Berliner Philharmoniker
Claudio Abbado

Anatoli Kotcherga, Kolja Blacher

  • Sergei Prokofiev
    Romeo and Juliet, ballet, op. 64: The Montagues and the Capulets · Dance of the five couples · Masks · Dance of the maids with lilies · Death of Tybalt (19 min.)

  • Sergei Rachmaninov
    Aleka, opera: Cavatina “Vyes’ tabor spit” (8 min.)

    Anatoli Kotcherga Bass

  • Ludwig van Beethoven
    Romances for violin and orchestra No. 1 in G major, op. 40 and No. 2 in F major, op. 50 (14 min.)

    Kolja Blacher Violin

  • Ludwig van Beethoven
    Symphony No. 7 in A major, op. 92 (40 min.)

  • Pyotr Ilyich Tchaikovsky
    The Nutcracker, op.71: Waltz of the Flowers (8 min.)

There are not many opera houses that deserve the attribute “legendary”, but the Mariinsky Theatre in St.

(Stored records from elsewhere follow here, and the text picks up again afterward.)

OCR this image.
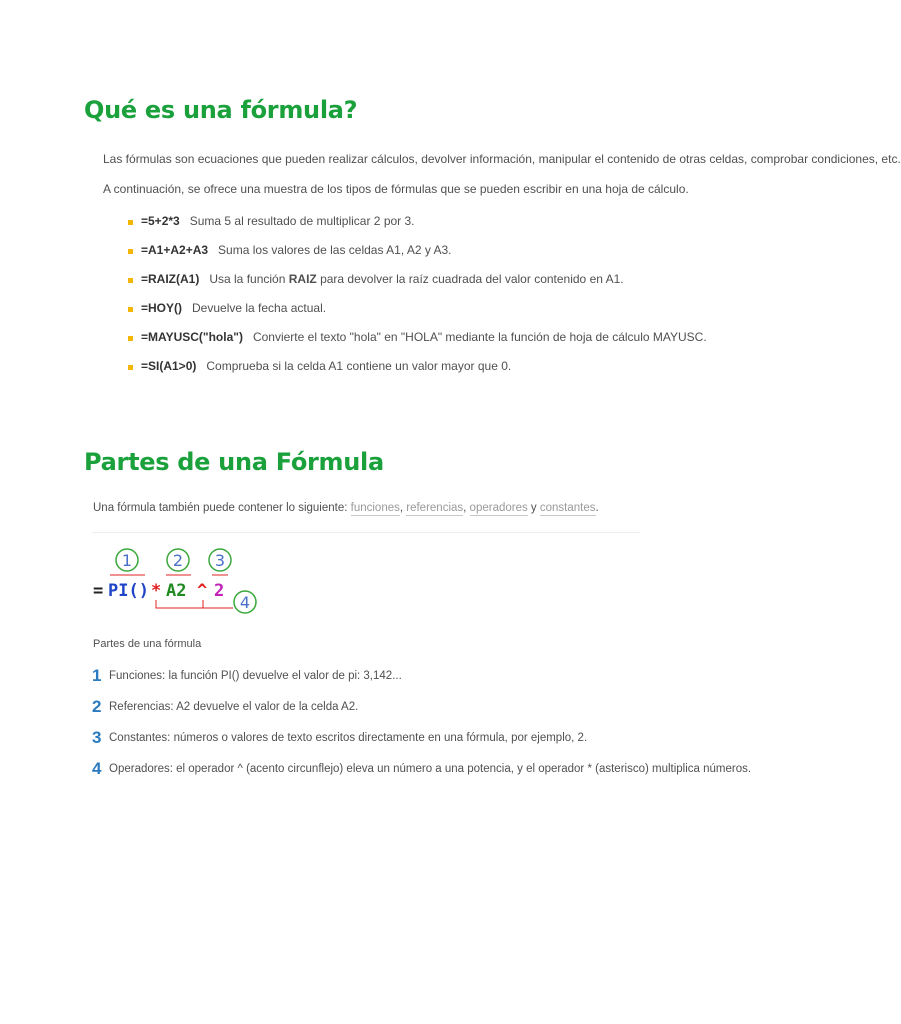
Qué es una fórmula?

Las fórmulas son ecuaciones que pueden realizar cálculos, devolver información, manipular el contenido de otras celdas, comprobar condiciones, etc.

A continuación, se ofrece una muestra de los tipos de fórmulas que se pueden escribir en una hoja de cálculo.

=5+2*3 Suma 5 al resultado de multiplicar 2 por 3.
=A1+A2+A3 Suma los valores de las celdas A1, A2 y A3.
=RAIZ(A1) Usa la función RAIZ para devolver la raíz cuadrada del valor contenido en A1.
=HOY() Devuelve la fecha actual.
=MAYUSC("hola") Convierte el texto "hola" en "HOLA" mediante la función de hoja de cálculo MAYUSC.
=SI(A1>0) Comprueba si la celda A1 contiene un valor mayor que 0.
Partes de una Fórmula

Una fórmula también puede contener lo siguiente: funciones, referencias, operadores y constantes.

1	2 3
= PI() * A2 ^ 2
4

Partes de una fórmula

1 Funciones: la función PI() devuelve el valor de pi: 3,142...
2 Referencias: A2 devuelve el valor de la celda A2.
3 Constantes: números o valores de texto escritos directamente en una fórmula, por ejemplo, 2.
4 Operadores: el operador ^ (acento circunflejo) eleva un número a una potencia, y el operador * (asterisco) multiplica números.
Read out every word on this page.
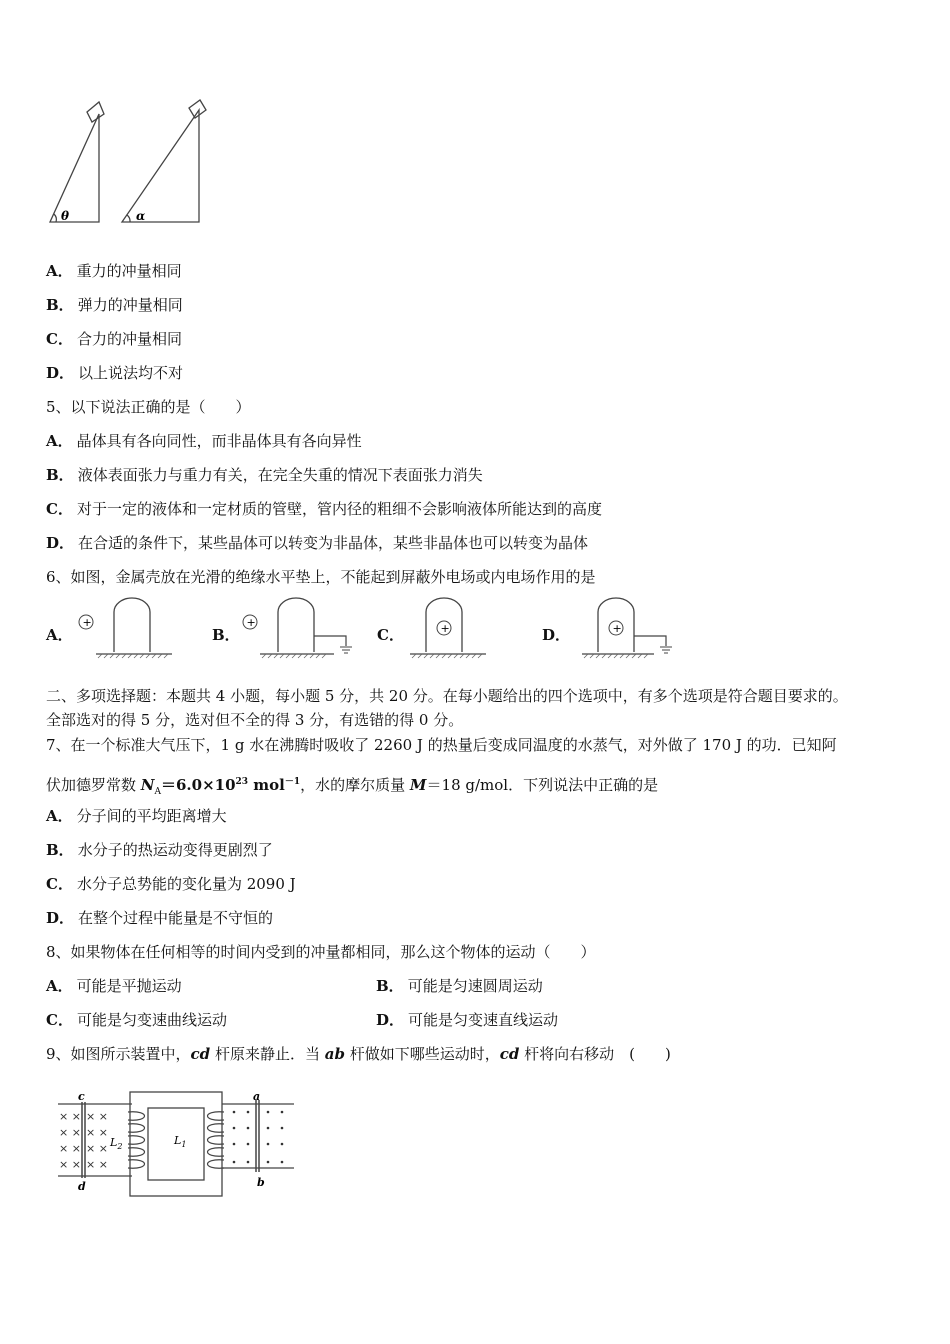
θ	α
A． 重力的冲量相同
B． 弹力的冲量相同
C． 合力的冲量相同
D． 以上说法均不对
5、以下说法正确的是（　　）
A． 晶体具有各向同性，而非晶体具有各向异性
B． 液体表面张力与重力有关，在完全失重的情况下表面张力消失
C． 对于一定的液体和一定材质的管壁，管内径的粗细不会影响液体所能达到的高度
D． 在合适的条件下，某些晶体可以转变为非晶体，某些非晶体也可以转变为晶体
6、如图，金属壳放在光滑的绝缘水平垫上，不能起到屏蔽外电场或内电场作用的是
A．
+
B．
+
C．	+	D．	+
二、多项选择题：本题共 4 小题，每小题 5 分，共 20 分。在每小题给出的四个选项中，有多个选项是符合题目要求的。
全部选对的得 5 分，选对但不全的得 3 分，有选错的得 0 分。
7、在一个标准大气压下，1 g 水在沸腾时吸收了 2260 J 的热量后变成同温度的水蒸气，对外做了 170 J 的功．已知阿
伏加德罗常数 $N_A=6.0\times 10^{23}$ mol$^{-1}$，水的摩尔质量 M＝18 g/mol．下列说法中正确的是
A． 分子间的平均距离增大
B． 水分子的热运动变得更剧烈了
C． 水分子总势能的变化量为 2090 J
D． 在整个过程中能量是不守恒的
8、如果物体在任何相等的时间内受到的冲量都相同，那么这个物体的运动（　　）
A． 可能是平抛运动	B． 可能是匀速圆周运动
C． 可能是匀变速曲线运动	D． 可能是匀变速直线运动
9、如图所示装置中，cd 杆原来静止．当 ab 杆做如下哪些运动时，cd 杆将向右移动　(　　)
× ×
× ×
× ×
× ×
× ×
× ×
× ×
× ×
c
d
$L_2$	$L_1$
a
b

Petersburg, where both Mussorgsky’s Boris Godunov and Tchaikovsky’s Nutcracker received their premieres, is certainly one of them. So it was a special experience for the Berliner Philharmoniker and Claudio Abbado to perform their European Concert on this stage in 1996. 

At the same time, the musicians celebrated a small anniversary, as it was one hundred years ago that the orchestra had performed in Russia for the first time, as part of the festivities for the coronation of Tsar Nicholas II. With reference to their hosts, the musicians opened the concert with excerpts from Prokofiev’s ballet Romeo and Juliet, which had also been given its premiere there. The Russian-themed part of the concert closed with a powerful performance of the Cavatina from Rachmaninov’s opera Aleka by Anatoli Kotscherga. 

The second part of the concert with Beethoven’s Violin Romances is linked to the Cavatina in as far as they also bring operatic scenes to mind with their shifting between beauty of sound and dramatic expression. The soloist is Kolja Blacher, who was first concertmaster of the Berliner Philharmoniker from 1993 to 1999. The concert came to a close with Beethoven’s Seventh Symphony, whose piano reduction Beethoven had dedicated to the Russian Tsarina Elisabeth Alexeyavna. In the words of BBC Music Magazine, the work was given “an exhilarating performance characterised by glossy strings and sprightly wind solos”.